Jak twierdzi Julliete Binoche, w USA życie kobiety kończy się w chwili, gdy skończy 40 lat. Po przekroczeniu tej symbolicznej granicy przestaje być uznawana za piękną, atrakcyjną i seksowną. Żeby było inaczej, może - co najwyżej - dramatycznie próbować oszukać czas, poddając się operacjom plastycznym.
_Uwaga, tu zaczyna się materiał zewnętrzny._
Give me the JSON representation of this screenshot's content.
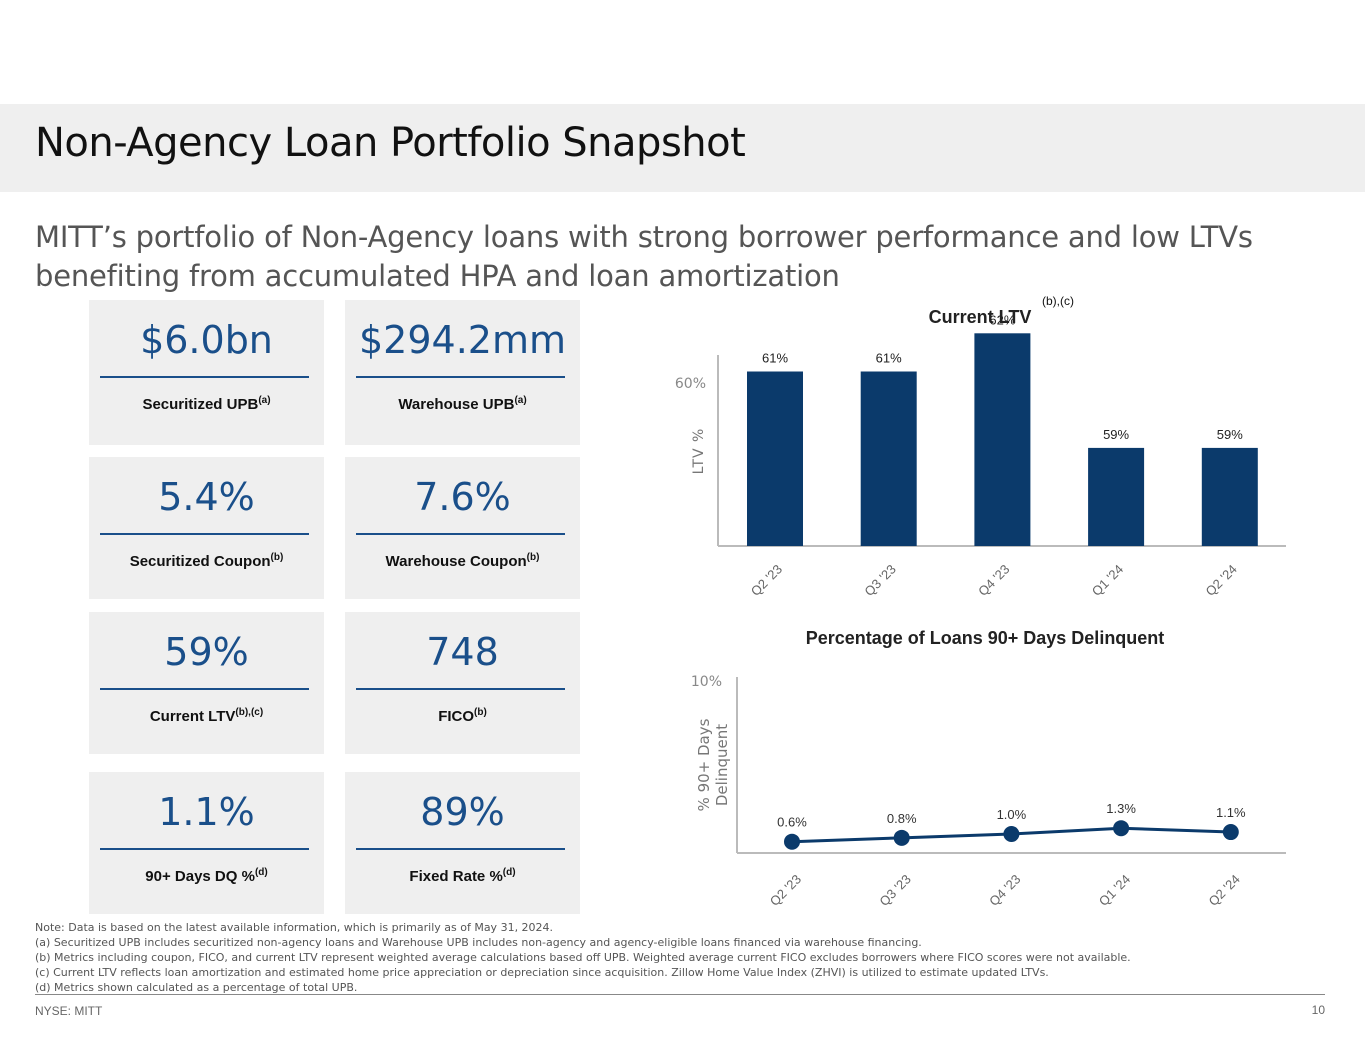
{
  "header": {
    "title": "Non-Agency Loan Portfolio Snapshot",
    "subtitle": "MITT’s portfolio of Non-Agency loans with strong borrower performance and low LTVs benefiting from accumulated HPA and loan amortization"
  },
  "metrics": [
    {
      "value": "$6.0bn",
      "label": "Securitized UPB",
      "sup": "(a)"
    },
    {
      "value": "$294.2mm",
      "label": "Warehouse UPB",
      "sup": "(a)"
    },
    {
      "value": "5.4%",
      "label": "Securitized Coupon",
      "sup": "(b)"
    },
    {
      "value": "7.6%",
      "label": "Warehouse Coupon",
      "sup": "(b)"
    },
    {
      "value": "59%",
      "label": "Current LTV",
      "sup": "(b),(c)"
    },
    {
      "value": "748",
      "label": "FICO",
      "sup": "(b)"
    },
    {
      "value": "1.1%",
      "label": "90+ Days DQ %",
      "sup": "(d)"
    },
    {
      "value": "89%",
      "label": "Fixed Rate %",
      "sup": "(d)"
    }
  ],
  "chart_data": [
    {
      "type": "bar",
      "title": "Current LTV",
      "title_sup": "(b),(c)",
      "categories": [
        "Q2 '23",
        "Q3 '23",
        "Q4 '23",
        "Q1 '24",
        "Q2 '24"
      ],
      "values": [
        61,
        61,
        62,
        59,
        59
      ],
      "data_labels": [
        "61%",
        "61%",
        "62%",
        "59%",
        "59%"
      ],
      "xlabel": "",
      "ylabel": "LTV %",
      "y_tick_label": "60%",
      "color": "#0b3a6b"
    },
    {
      "type": "line",
      "title": "Percentage of Loans 90+ Days Delinquent",
      "categories": [
        "Q2 '23",
        "Q3 '23",
        "Q4 '23",
        "Q1 '24",
        "Q2 '24"
      ],
      "values": [
        0.6,
        0.8,
        1.0,
        1.3,
        1.1
      ],
      "data_labels": [
        "0.6%",
        "0.8%",
        "1.0%",
        "1.3%",
        "1.1%"
      ],
      "xlabel": "",
      "ylabel_lines": [
        "% 90+ Days",
        "Delinquent"
      ],
      "y_tick_label": "10%",
      "color": "#0b3a6b"
    }
  ],
  "notes": [
    "Note: Data is based on the latest available information, which is primarily as of May 31, 2024.",
    "(a) Securitized UPB includes securitized non-agency loans and Warehouse UPB includes non-agency and agency-eligible loans financed via warehouse financing.",
    "(b) Metrics including coupon, FICO, and current LTV represent weighted average calculations based off UPB. Weighted average current FICO excludes borrowers where FICO scores were not available.",
    "(c) Current LTV reflects loan amortization and estimated home price appreciation or depreciation since acquisition. Zillow Home Value Index (ZHVI) is utilized to estimate updated LTVs.",
    "(d) Metrics shown calculated as a percentage of total UPB."
  ],
  "footer": {
    "ticker": "NYSE: MITT",
    "page": "10"
  }
}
"W Ameryce ludzie myślą, że to właśnie duże piersi i młodość definiują piękno” - powiedziała zdobywczyni Oscara. I jak dodała, na szczęście we Francji jest inaczej. Zdaniem Binoche, jej rodacy mają bardziej subtelne poczucie piękna i godzą się z upływającym czasem. To dlatego Francuzka może zachwycać urodą nawet wtedy, gdy na jej twarzy pojawią się zmarszczki, a jej skóra straci młodzieńczą jędrność.
Jak starzeją się Amerykanki?
49-letnia Madonna, 46-letnia Demi Moore i 41-letnia Pamela Anderson, by wyglądać seksownie i młodo, poddały się wielu operacjom plastycznym.
Jak starzeją się Francuzki?
44-letnia Julliete Binoche, 41-letnie Sophie Marceau i Emmanuelle Seigner nie cierpią z powodu zmarszczek pojawiających się na ich twarzach.